Он брился и хмурился, стараясь держать свои чувства в узде. Когда он пил кофе, зазвонил телефон. Это была Руфь.
— Ник, еще раз пригласи меня позавтракать вместе.
«Пригласи меня», — сказала она, а когда она говорила таким голосом, он чувствовал, что ее миниатюрность — только иллюзия. Она всегда держалась очень прямо, но не потому, что пыталась казаться повыше ростом, а потому, что характер у нее был стальной.
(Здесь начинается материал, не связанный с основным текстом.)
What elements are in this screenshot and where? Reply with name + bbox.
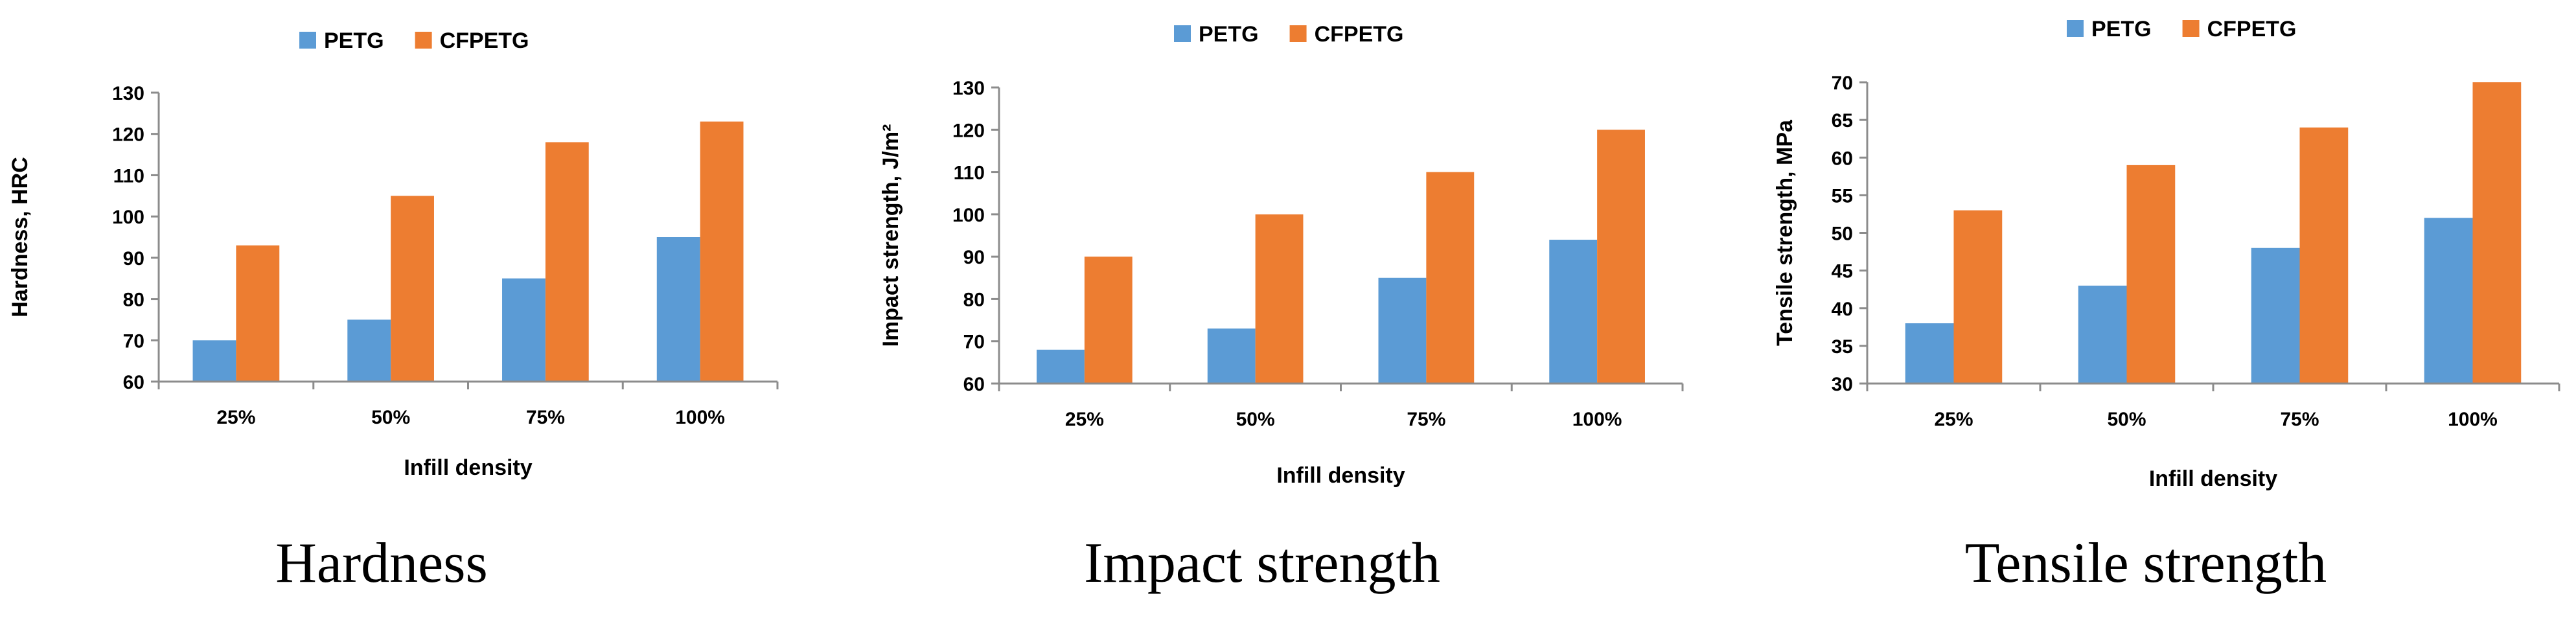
y-axis-title: Hardness, HRC (8, 157, 32, 317)
panel-caption: Impact strength (1084, 532, 1440, 595)
y-tick-label: 90 (123, 248, 144, 270)
y-tick-label: 110 (113, 165, 144, 187)
bar-petg-2 (347, 319, 391, 382)
y-tick-label: 65 (1832, 110, 1853, 132)
y-tick-label: 80 (963, 289, 985, 310)
bar-petg-3 (1378, 277, 1427, 384)
y-tick-label: 130 (952, 78, 985, 99)
legend-swatch-cfpetg (415, 32, 432, 49)
legend-label-cfpetg: CFPETG (440, 29, 529, 53)
panel-caption: Tensile strength (1965, 532, 2327, 595)
y-tick-label: 60 (963, 374, 985, 395)
y-tick-label: 45 (1832, 261, 1853, 282)
bar-cfpetg-2 (391, 196, 434, 382)
y-tick-label: 110 (954, 163, 985, 184)
legend-swatch-cfpetg (2182, 20, 2200, 37)
legend-label-petg: PETG (2091, 17, 2152, 41)
y-tick-label: 100 (952, 205, 985, 226)
y-tick-label: 50 (1832, 224, 1853, 245)
bar-petg-2 (1207, 328, 1256, 384)
x-tick-label: 75% (2280, 409, 2319, 430)
bar-cfpetg-4 (1597, 130, 1645, 384)
bar-petg-1 (192, 340, 236, 382)
x-tick-label: 100% (1572, 409, 1622, 430)
bar-cfpetg-3 (2299, 127, 2349, 384)
y-tick-label: 70 (963, 332, 985, 353)
y-axis-title: Impact strength, J/m² (879, 124, 903, 347)
x-axis-title: Infill density (2149, 466, 2277, 491)
y-tick-label: 100 (112, 207, 144, 228)
y-tick-label: 70 (123, 330, 144, 352)
bar-petg-4 (656, 237, 700, 382)
bar-cfpetg-1 (1084, 257, 1133, 384)
x-axis-title: Infill density (404, 455, 532, 480)
x-tick-label: 50% (1236, 409, 1275, 430)
y-tick-label: 130 (112, 83, 144, 104)
bar-petg-4 (1549, 240, 1598, 384)
x-axis-title: Infill density (1276, 463, 1405, 488)
legend-label-petg: PETG (1199, 22, 1259, 47)
y-tick-label: 80 (123, 290, 144, 311)
y-tick-label: 55 (1832, 185, 1853, 207)
x-tick-label: 25% (1065, 409, 1104, 430)
legend-swatch-petg (299, 32, 316, 49)
bar-petg-3 (502, 278, 546, 382)
y-tick-label: 120 (952, 120, 985, 141)
bar-petg-1 (1905, 323, 1954, 384)
y-tick-label: 70 (1832, 73, 1853, 94)
bar-cfpetg-2 (1255, 214, 1304, 384)
y-tick-label: 60 (1832, 148, 1853, 169)
x-tick-label: 50% (371, 407, 410, 428)
y-tick-label: 30 (1832, 374, 1853, 395)
bar-cfpetg-1 (236, 245, 280, 382)
legend-swatch-cfpetg (1289, 25, 1307, 42)
y-axis-title: Tensile strength, MPa (1773, 119, 1797, 346)
bar-cfpetg-3 (545, 142, 589, 382)
panel-caption: Hardness (275, 532, 487, 595)
legend-label-cfpetg: CFPETG (2207, 17, 2297, 41)
bar-petg-3 (2251, 247, 2300, 384)
y-tick-label: 40 (1832, 299, 1853, 320)
bar-cfpetg-3 (1426, 172, 1475, 384)
legend-label-cfpetg: CFPETG (1315, 22, 1404, 47)
legend-swatch-petg (1174, 25, 1191, 42)
x-tick-label: 75% (526, 407, 565, 428)
bar-petg-4 (2424, 218, 2473, 384)
bar-petg-2 (2078, 285, 2127, 384)
bar-cfpetg-4 (700, 121, 744, 382)
bar-cfpetg-4 (2472, 82, 2522, 384)
hardness-chart: 60 70 80 90 100 110 120 130 25% 50% 75% 100% Infill … (8, 29, 779, 595)
x-tick-label: 50% (2107, 409, 2146, 430)
legend-label-petg: PETG (324, 29, 384, 53)
y-tick-label: 90 (963, 247, 985, 268)
tensile-strength-chart: 30 35 40 45 50 55 60 65 70 25% 50% 75% 100% Infill de… (1773, 17, 2560, 595)
bar-cfpetg-2 (2126, 165, 2176, 384)
y-tick-label: 60 (123, 372, 144, 393)
x-tick-label: 25% (216, 407, 255, 428)
x-tick-label: 75% (1407, 409, 1445, 430)
bar-petg-1 (1037, 349, 1085, 384)
x-tick-label: 100% (2448, 409, 2498, 430)
x-tick-label: 100% (675, 407, 725, 428)
impact-strength-chart: 60 70 80 90 100 110 120 130 25% 50% 75% 100% Infill … (879, 22, 1684, 595)
y-tick-label: 35 (1832, 336, 1853, 358)
bar-cfpetg-1 (1953, 210, 2003, 384)
legend-swatch-petg (2067, 20, 2084, 37)
y-tick-label: 120 (112, 124, 144, 146)
x-tick-label: 25% (1934, 409, 1973, 430)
— Пригласи меня. Ник, потому что я хочу сказать — «хорошо».
Он улыбнулся.
— Допустим, в час?
— Хорошо, — сказала она, и он знал, что ее глаза чуть-чуть сузились вызывающе и властно, как бывало прежде, когда его либо смешила такая сила воли в такой крохотной женщине, либо он в нестерпимом и беспомощном раздражении чувствовал, что готов убить не то ее, не то себя. Она была единственной женщиной, которая могла вызвать в нем такую бурю чувств, а когда она плакала, не опуская головы, — ощущение совершенно невыносимой вины.
Она назвала ему ресторан на 54-ой улице и сказала, что от его имени закажет там столик.
— Ты меня, наверно, не узнаешь, — закончила она счастливым голосом, — я стала совсем-совсем другой.